When we add further that, unless we deny that the notion of morality has any truth or reference to any possible object, we must admit that its law must be valid, not merely for men but for all rational creatures generally, not merely under certain contingent conditions or with exceptions but with absolute necessity, then it is clear that no experience could enable us to infer even the possibility of such apodeictic laws. For with what right could we bring into unbounded respect as a universal precept for every rational nature that which perhaps holds only under the contingent conditions of humanity? Or how could laws of the determination of our will be regarded as laws of the determination of the will of rational beings generally, and for us only as such, if they were merely empirical and did not take their origin wholly a priori from pure but practical reason?
Nor could anything be more fatal to morality than that we should wish to derive it from examples. For every example of it that is set before me must be first itself tested by principles of morality, whether it is worthy to serve as an original example, i. e. , as a pattern; but by no means can it authoritatively furnish the conception of morality.
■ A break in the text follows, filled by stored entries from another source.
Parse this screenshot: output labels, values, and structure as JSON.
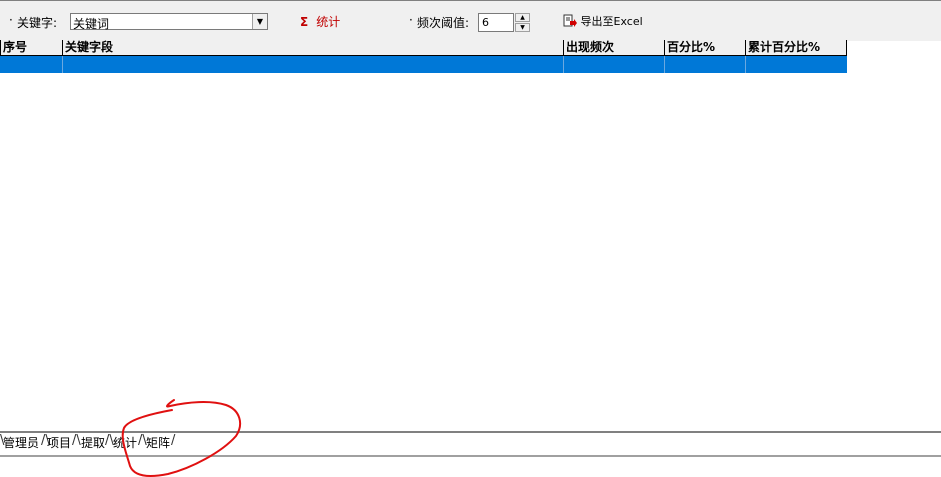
{
  "toolbar": {
    "bullet": "·",
    "keyword_label": "关键字:",
    "keyword_value": "关键词",
    "stat_icon": "Σ",
    "stat_label": "统计",
    "threshold_label": "频次阈值:",
    "threshold_value": "6",
    "export_label": "导出至Excel",
    "export_icon": "export-excel-icon"
  },
  "table": {
    "columns": [
      "序号",
      "关键字段",
      "出现频次",
      "百分比%",
      "累计百分比%"
    ],
    "selected_row_color": "#0078d7"
  },
  "tabs": [
    "管理员",
    "项目",
    "提取",
    "统计",
    "矩阵"
  ],
  "annotation": {
    "color": "#e01010"
  }
}
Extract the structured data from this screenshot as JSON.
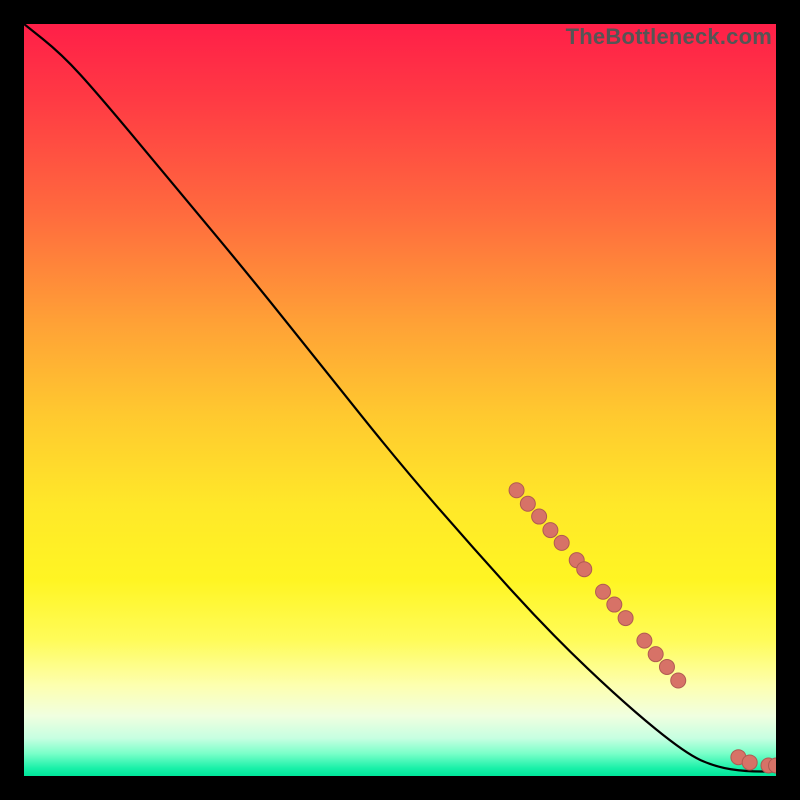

Even the Holy One of the Gospels must first be compared with our ideal of moral perfection before we can recognise Him as such; and so He says of Himself, "Why call ye Me (whom you see) good; none is good (the model of good) but God only (whom ye do not see)? " But whence have we the conception of God as the supreme good? Simply from the idea of moral perfection, which reason frames a priori and connects inseparably with the notion of a free will. Imita- tion finds no place at all in morality, and examples serve only for encouragement, i. e. , they put beyond doubt the feasibility of what the law commands, they make visible that which the practical rule expresses more generally, but they can never authorize us to set aside the true original which lies in reason and to guide ourselves by ex- amples.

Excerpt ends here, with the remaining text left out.